Monosodium glutamate induces behaviors thought to reflect headache and nausea in rats. We explored the effects of the N-methyl-D-aspartate receptor antagonist (2R)-amino-5-phosphonovaleric acid, the inotropic glutamate receptor antagonist kynurenic acid, and the CGRP receptor antagonist olcegepant, on monosodium glutamate-induced increases in nocifensive, headache-like and nausea behaviours. Effects of these antagonists on motor function were examined with a rotarod. The effect of the dopamine receptor antagonist metoclopramide and the serotonin 3 receptor antagonist ondansetron on nausea behaviour was also assessed. (2R)-amino-5-phosphonovaleric acid, and to a lesser extent, kynurenic acid and olcegepant, reduced nocifensive and headache-like behaviours evoked by monosodium glutamate. No alteration in motor function by (2R)-amino-5-phosphonovaleric acid, kynurenic acid or olcegepant was observed. No sex-related differences in the effectiveness of these agents were identified. Nausea behaviour was significantly more pronounced in male than in female rats. Olcegepant, ondansetron and metoclopramide ameliorated this nausea behaviour in male rats. Ondansetron and metoclopramide also reduced headache-like behaviour in male rats. These findings suggest that peripheral N-methyl-D-aspartate receptor activation underlies monosodium glutamate-induced headache-like behaviour but does not mediate the nausea behaviour in rats.

Systemic administration of monosodium glutamate induces sexually dimorphic headache- and nausea-like behaviours in rats.

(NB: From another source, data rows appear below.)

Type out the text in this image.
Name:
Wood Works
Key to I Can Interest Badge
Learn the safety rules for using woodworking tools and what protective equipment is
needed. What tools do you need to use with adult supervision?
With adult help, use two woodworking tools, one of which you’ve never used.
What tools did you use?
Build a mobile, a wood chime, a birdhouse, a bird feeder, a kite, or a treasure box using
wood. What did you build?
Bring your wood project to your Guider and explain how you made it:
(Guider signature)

ABSTRACT: Ingestion of monosodium glutamate (MSG) causes headache, nausea, and craniofacial tenderness in healthy individuals. The present study explored whether MSG produces behavioural signs of headache, nausea, and changes in craniofacial sensitivity in rats. The behavior of male and female Sprague-Dawley rats was video recorded before and after intraperitoneal (i.p.) injections of MSG (1-1000 mg/kg), nitroglycerin (GTN, 10 mg/kg), or normal saline. Behaviors (grimace score, head-flicks, rearing, head scratches, facial grooming, lying-on-belly, and temporalis muscle region mechanical withdrawal threshold) were evaluated. Facial cutaneous temperature of the nose and forehead was measured before and after i.p. injections via infrared thermography. Plasma glutamate and calcitonin gene-related peptide concentrations after administration of 1000 mg/kg MSG were measured in anesthetized rats. Monosodium glutamate induced nocifensive, headache-like, and nausea-like behaviors in a dose-related manner but had no effect on mechanical threshold. Monosodium glutamate (1000 mg/kg) induced a significantly greater frequency of headache-like behavior in females but a longer duration of nausea-like behavior in males. Monosodium glutamate produced a prolonged increase in plasma glutamate and calcitonin gene-related peptide concentrations. Co-administration of the median effective dose of MSG (350 mg/kg) with GTN (10 mg/kg) amplified headache-like behaviors, induced significant craniofacial sensitivity, and produced increased nausea-like behaviour. Co-administration of sumatriptan or naproxen with MSG (1000 mg/kg) significantly attenuated MSG-induced nocifensive and headache-like behaviors. Our data suggest that systemic administration of MSG to rats induces behavioral correlates of headache and nausea. This model may offer another avenue for research on the mechanism and treatment of primary headache disorders such as migraine.